PhD 1954 in Mechanics and Hydraulics

Dr. Turgut Sarpkaya

Dr. Sarpkaya is Distinguished Professor at the U.S. Naval Postgraduate School, Monterey, CA. He is an internationally recognized authority in fluid mechanics research and named by Cambridge University as one of the world’s One Thousand Greatest Scientists. Dr. Sarpkaya is recipient of the Turning Goals into Reality Award by the National Aeronautics and Space Administration and he was selected Freeman Scholar by the American Society of Mechanical Engineers.

Dr. Sarpkaya received his BS and MS degrees from the Technical University of Istanbul, and his PhD from The University of Iowa in l954. Following postdoctoral work at Iowa, the Massachusetts Institute of Technology, and military service in the U.S. Army, he joined the University of Nebraska in l957, where he was named Thomas L. Fawick Distinguished Professor in l964. In l966 he joined the University of Manchester in England. He moved to the Naval Postgraduate School in l967 as Professor and Chairman of Mechanical Engineering. He was named Distinguished Professor in l975.

His classified and unclassified research over the past 50 years has covered the spectrum of hydrodynamics. His oscillating flow tunnel and the vortex-breakdown apparatus are two among several unique research facilities designed by him. He has published more than 200 papers and a book, and directed 26 doctoral students. He has lectured in many countries and has served to the Defense Advanced Research Projects Agency (DARPA) and the CIA on numerous classified projects dealing with the hydrodynamics and hydroacoustics of submarines of all classes.
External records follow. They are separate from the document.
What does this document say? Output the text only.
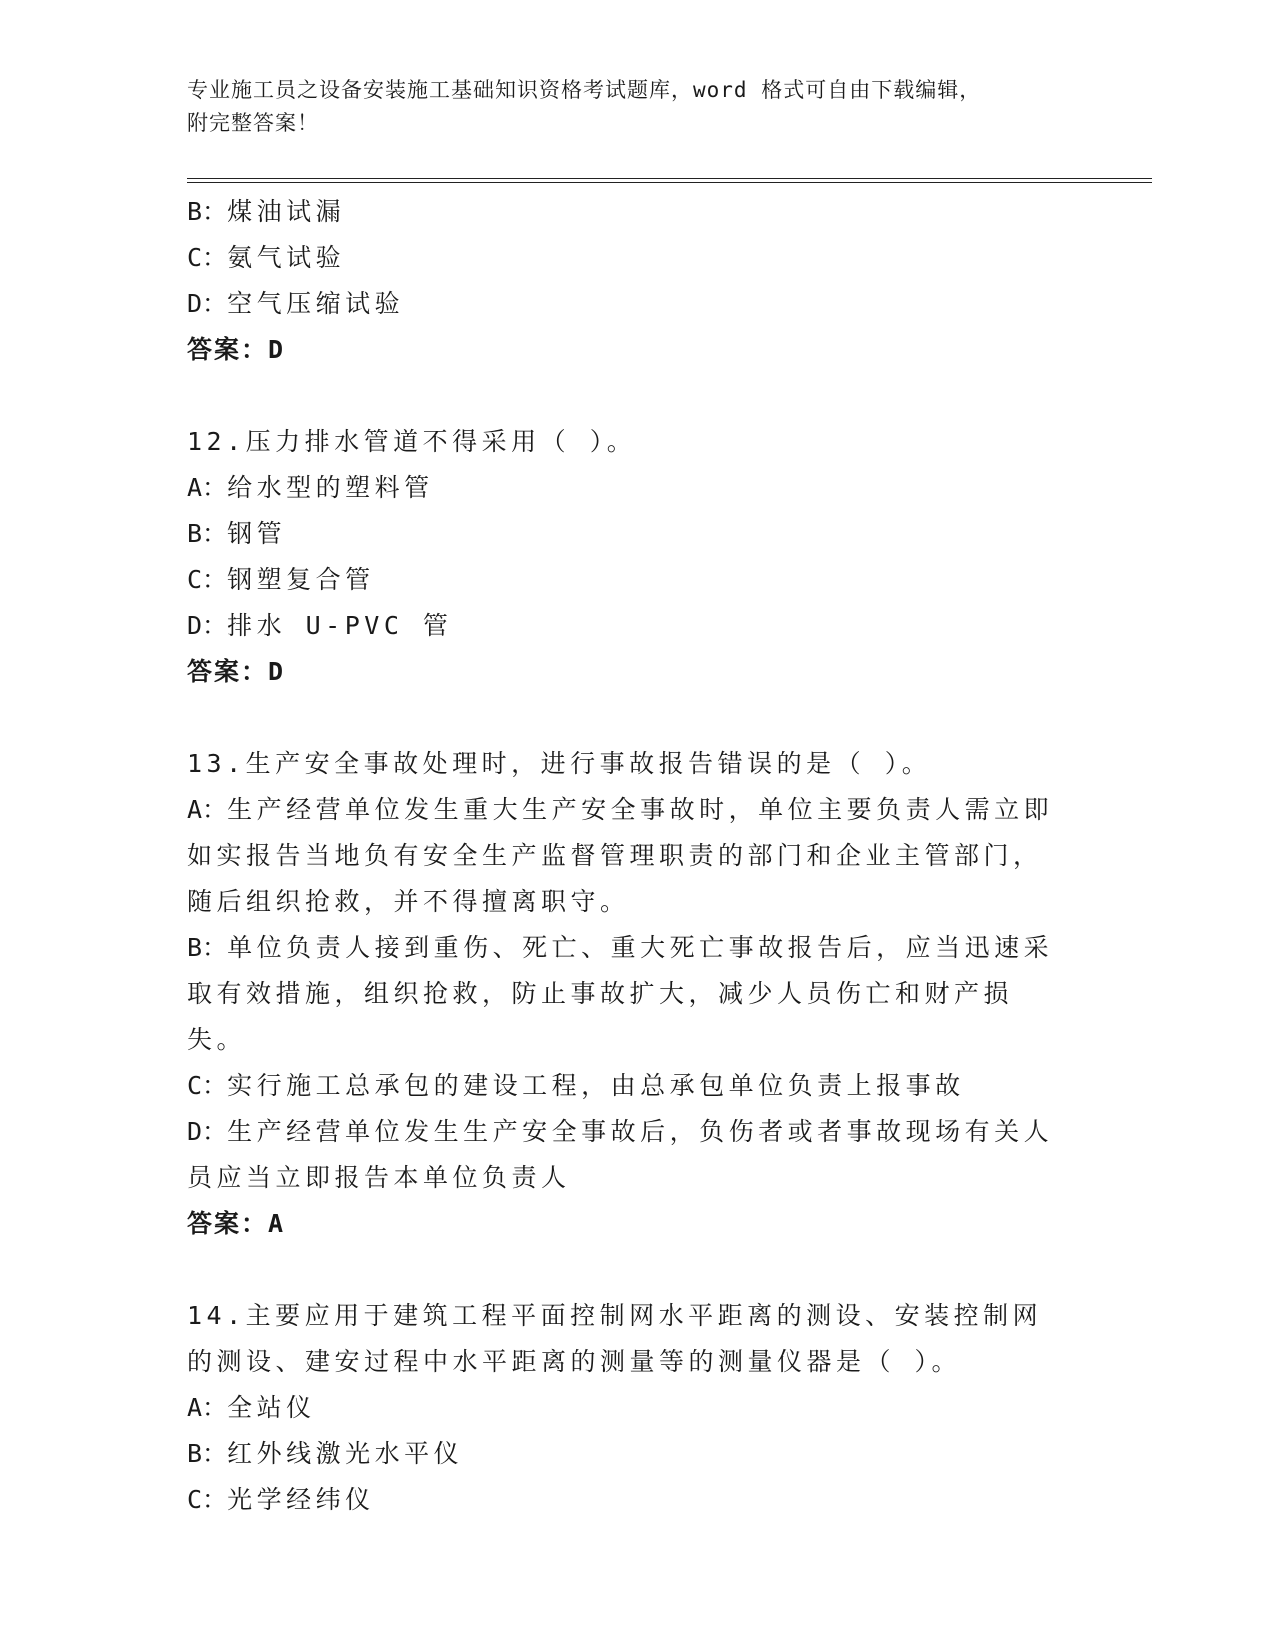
专业施工员之设备安装施工基础知识资格考试题库，word 格式可自由下载编辑，
附完整答案！
B：煤油试漏
C：氨气试验
D：空气压缩试验
答案：D
12.压力排水管道不得采用（ ）。
A：给水型的塑料管
B：钢管
C：钢塑复合管
D：排水 U-PVC 管
答案：D
13.生产安全事故处理时，进行事故报告错误的是（ ）。
A：生产经营单位发生重大生产安全事故时，单位主要负责人需立即如实报告当地负有安全生产监督管理职责的部门和企业主管部门，随后组织抢救，并不得擅离职守。
B：单位负责人接到重伤、死亡、重大死亡事故报告后，应当迅速采取有效措施，组织抢救，防止事故扩大，减少人员伤亡和财产损失。
C：实行施工总承包的建设工程，由总承包单位负责上报事故
D：生产经营单位发生生产安全事故后，负伤者或者事故现场有关人员应当立即报告本单位负责人
答案：A
14.主要应用于建筑工程平面控制网水平距离的测设、安装控制网的测设、建安过程中水平距离的测量等的测量仪器是（ ）。
A：全站仪
B：红外线激光水平仪
C：光学经纬仪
Dr. Sarpkaya served as associate editor of numerous journals, member and later chairman of the Executive Committee of the Fluids Engineering Division of the American Society of Mechanical Engineers (ASME), chairman of the Heat Transfer and Fluid Mechanics Institute, and member of various government review panels. He is a Fellow of the Royal Society of Naval Architects and Marine Engineers, Fellow of ASME, and Associate Fellow of the American Institute of Aeronautics and Astronautics. He holds a patent for a “convexwalled, cusped, vented, bistable, flueric amplifier having critical geometry and dimensional ratios to yield a nearly ideal pressure recovery response characteristics.”